Lithuania’s Parliamentary Energy Commission met to discuss a study on the technical means to restrict electricity produced at the Astravyets nuclear power plant from entering Lithuania.
The authors of the study said all the investigated technical measures can only be applied to the Baltic countries as a whole. If technical measures would apply only to Lithuania, electrical system reliability would be reduced and the flow of electricity from Belarus would still reach Lithuania via Latvia.
Kaunas University of Technology professor Dr Saulius Gudžius together with representatives of the electricity transmission system operator, Litgrid, presented a study on the options to stop electricity entering or transiting Lithuania from the plant.

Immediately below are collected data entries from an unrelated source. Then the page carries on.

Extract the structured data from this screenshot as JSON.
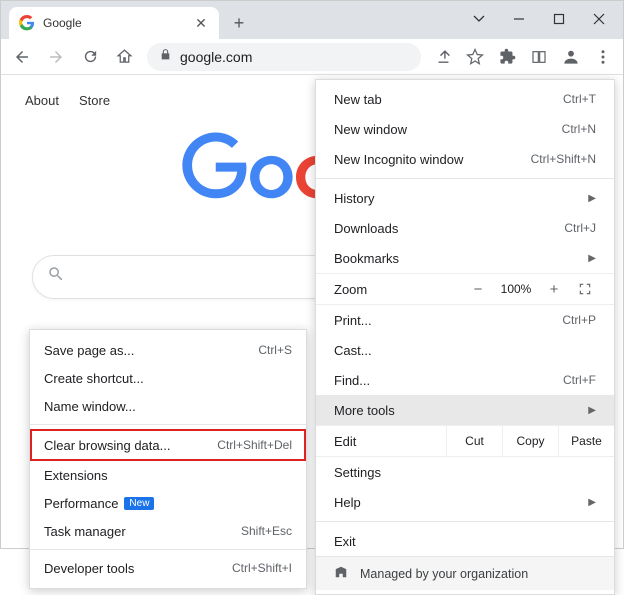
{
  "titlebar": {
    "tab_title": "Google",
    "new_tab_symbol": "+"
  },
  "toolbar": {
    "url": "google.com"
  },
  "nav": {
    "about": "About",
    "store": "Store"
  },
  "menu": {
    "new_tab": "New tab",
    "new_tab_sc": "Ctrl+T",
    "new_window": "New window",
    "new_window_sc": "Ctrl+N",
    "incognito": "New Incognito window",
    "incognito_sc": "Ctrl+Shift+N",
    "history": "History",
    "downloads": "Downloads",
    "downloads_sc": "Ctrl+J",
    "bookmarks": "Bookmarks",
    "zoom_label": "Zoom",
    "zoom_value": "100%",
    "print": "Print...",
    "print_sc": "Ctrl+P",
    "cast": "Cast...",
    "find": "Find...",
    "find_sc": "Ctrl+F",
    "more_tools": "More tools",
    "edit": "Edit",
    "cut": "Cut",
    "copy": "Copy",
    "paste": "Paste",
    "settings": "Settings",
    "help": "Help",
    "exit": "Exit",
    "managed": "Managed by your organization"
  },
  "submenu": {
    "save_page": "Save page as...",
    "save_page_sc": "Ctrl+S",
    "create_shortcut": "Create shortcut...",
    "name_window": "Name window...",
    "clear_data": "Clear browsing data...",
    "clear_data_sc": "Ctrl+Shift+Del",
    "extensions": "Extensions",
    "performance": "Performance",
    "performance_badge": "New",
    "task_manager": "Task manager",
    "task_manager_sc": "Shift+Esc",
    "dev_tools": "Developer tools",
    "dev_tools_sc": "Ctrl+Shift+I"
  }
}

The study authors have identified and analysed four technical means: turn off of all electrical transmission lines between the Baltic States and Belarus and Russia; shut off of all electricity transmission lines between Lithuania and Belarus; construct a DC converter at the Ignalina Nuclear Power Plant transformer substation; turn off three power transmission lines from the Ignalina nuclear power plant to Belarus. The fifth alternative does require any technical measures, but stops the electricity being sold on the markets.
The experts believe that the most effective measure that can be implemented within a short period of time is commercial power flow limitation – to ban the sale of Belarusian electricity on the markets.
The most effective and reliable long term alternative to restrict Astravyets electricity is to synchronize the Baltic electricity systems with continental European networks, they said.